During the continuous operation of fuel cell, the generated free radicals have an irreversible effect on the proton exchange membrane (PEM), and the introduction of free radical scavengers is an effective strategy for improving its durability. In this study, we proposed to prepare thin and highly durable reinforced membranes by immobilizing organic radical scavenger caffeic acid on the fibrous PTFE supporting layer decorated with amino-functionalized metal-organic framework. The electrostatic force between the amino and sulphonic acid groups can induce an orderly aggregation of hydrophilic cationic groups within the Nafion, endowing the reinforced composite PEMs with superior proton conductivity. The mechanical properties and dimensional stability of the reinforced membranes were effectively enhanced by the reinforcement of the PTFE layer decorated with the MOF network, and the hydrogen crossover was mitigated. The thickness of Nafion reinforced membranes was reduced to 25 mu m with the PTFE reinforcement. After assembling in a single cell, the Nafion composite membrane (PPUC-Nafion-3) with a 3 wt% doping of caffeic acid achieved a maximum power density (PDmax) of 812.64 mW cm-2 and the open circuit voltage (OCV) decay rate of only 1.11 mV h-1 over 100 h.
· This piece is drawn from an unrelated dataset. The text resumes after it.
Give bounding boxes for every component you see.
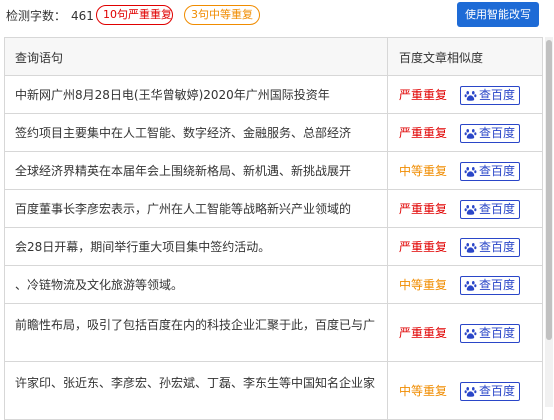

For comparison under the same conditions, recast Nafion possessed a much lower PDmax of only 486.30 mW cm-2 and a higher OCV decay rate of 1.91 mV h-1. This study demonstrates an effective approach to developing highly durable and thin PEMs for the realization of PEMFC with improved output performance and durability simultaneously.

Automated summary

In this study, thin and highly durable reinforced membranes were prepared by immobilizing caffeic acid, an organic radical scavenger, on a fibrous PTFE supporting layer decorated with amino-functionalized MOF. The reinforced membranes exhibited superior proton conductivity, enhanced mechanical properties and dimensional stability, and reduced hydrogen crossover. Compared to recast Nafion, the composite membrane achieved a higher power density and lower voltage decay rate. These findings demonstrate a promising approach for developing durable and thin PEMs for PEMFCs.